Wednesday, December 4, 2019

"It's a Family Tradition" by State Parliamentarian, Matthew Phillips

December Blog

     “Why?”—A child’s favorite question. I would imagine most children grow up asking their family why they decided to be a doctor, lawyer, teacher, or any other typical profession. The younger generation is always curious as to why their family decided to take a certain path and whether they’ll choose to take the same path. Some kids may grow up to become the same thing as their parents but most don’t. You see, most families decided to ‘change their direction’ due to numerous factors. Growing up, I have been extremely blessed to have a family who did not abandon the original American occupation. My family owns and operates a 2,500-acre generational sugarcane farm in Franklin, LA. Because of this, I was able to witness firsthand the highs and lows of agriculture from an early age.
Imagine an eight-year-old boy whose interest did not veer far from the farm. Many of my childhood toys always related back to the farm whether it was tractors, combines, or semi-trucks. On weekends and holidays, I did not want to go to the mountains, beach, or even Disney World but rather the sugarcane farm. I would constantly bug my grandfather and uncles all hours of the day to let me ride the tractors on the farm. Early on, I can recall waking up at 5:30 in the morning to be the co-pilot to my Uncle Donnie while he operated the combine during the harvest season. For those of you who know me, you’ll know that I always have a ton of questions…just imagine me as a child. While I am sure I had many questions that frigid December morning, it was never a question that I wanted to help in ‘carrying on this family tradition’. 
These encounters and interactions with my uncles continued on weekends and holidays until I was in the eighth grade when I was able to work my first true day.

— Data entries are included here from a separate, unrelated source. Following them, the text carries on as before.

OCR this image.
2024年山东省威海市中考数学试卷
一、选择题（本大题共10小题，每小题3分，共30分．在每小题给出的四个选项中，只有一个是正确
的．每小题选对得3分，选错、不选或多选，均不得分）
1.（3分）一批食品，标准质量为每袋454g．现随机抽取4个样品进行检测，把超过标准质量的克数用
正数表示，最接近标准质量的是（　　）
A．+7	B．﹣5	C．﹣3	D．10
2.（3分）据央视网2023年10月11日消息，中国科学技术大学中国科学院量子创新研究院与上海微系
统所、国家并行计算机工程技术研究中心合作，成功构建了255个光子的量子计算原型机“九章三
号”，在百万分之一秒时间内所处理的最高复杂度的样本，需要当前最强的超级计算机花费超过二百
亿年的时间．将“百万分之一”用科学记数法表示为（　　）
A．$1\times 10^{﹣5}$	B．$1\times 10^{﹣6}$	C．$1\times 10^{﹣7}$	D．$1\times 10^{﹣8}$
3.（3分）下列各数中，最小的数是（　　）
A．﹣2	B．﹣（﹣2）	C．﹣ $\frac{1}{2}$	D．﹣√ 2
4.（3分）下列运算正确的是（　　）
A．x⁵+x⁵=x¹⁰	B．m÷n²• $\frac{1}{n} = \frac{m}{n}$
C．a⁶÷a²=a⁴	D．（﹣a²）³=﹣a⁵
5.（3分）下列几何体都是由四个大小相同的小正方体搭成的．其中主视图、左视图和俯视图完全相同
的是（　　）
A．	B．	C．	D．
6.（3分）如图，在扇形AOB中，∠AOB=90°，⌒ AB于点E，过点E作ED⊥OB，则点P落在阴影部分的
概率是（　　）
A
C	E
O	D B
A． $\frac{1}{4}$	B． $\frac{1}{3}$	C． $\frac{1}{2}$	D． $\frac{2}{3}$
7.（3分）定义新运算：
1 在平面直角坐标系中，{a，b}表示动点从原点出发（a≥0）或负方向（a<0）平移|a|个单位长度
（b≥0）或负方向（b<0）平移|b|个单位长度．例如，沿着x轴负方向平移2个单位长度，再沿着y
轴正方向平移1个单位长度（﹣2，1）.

After working that day, it became surprisingly evident that the joys of riding on the tractor and other equipment did not quite define farming. In that moment, I had to ‘stop and think it over’. I realized that there are hardships and struggles that famers face every day in order to create a product that is satisfactory to consumers across the globe. Farmers know to always expect the unexpected and be prepared for when those unexpected incidents arise. Working long hours on my family’s sugarcane farm has taught me resiliency and given me an appreciation for the people whose toil affects the lives of so many as they are simply ‘living out the song they wrote’. Although I too have ‘changed my direction’ to educate the next generation of agriculturists by becoming an agricultural educator, I will be forever grateful for the knowledge and values gained from Bayou Sale Cane and intend to one day ‘carry on an old family tradition’.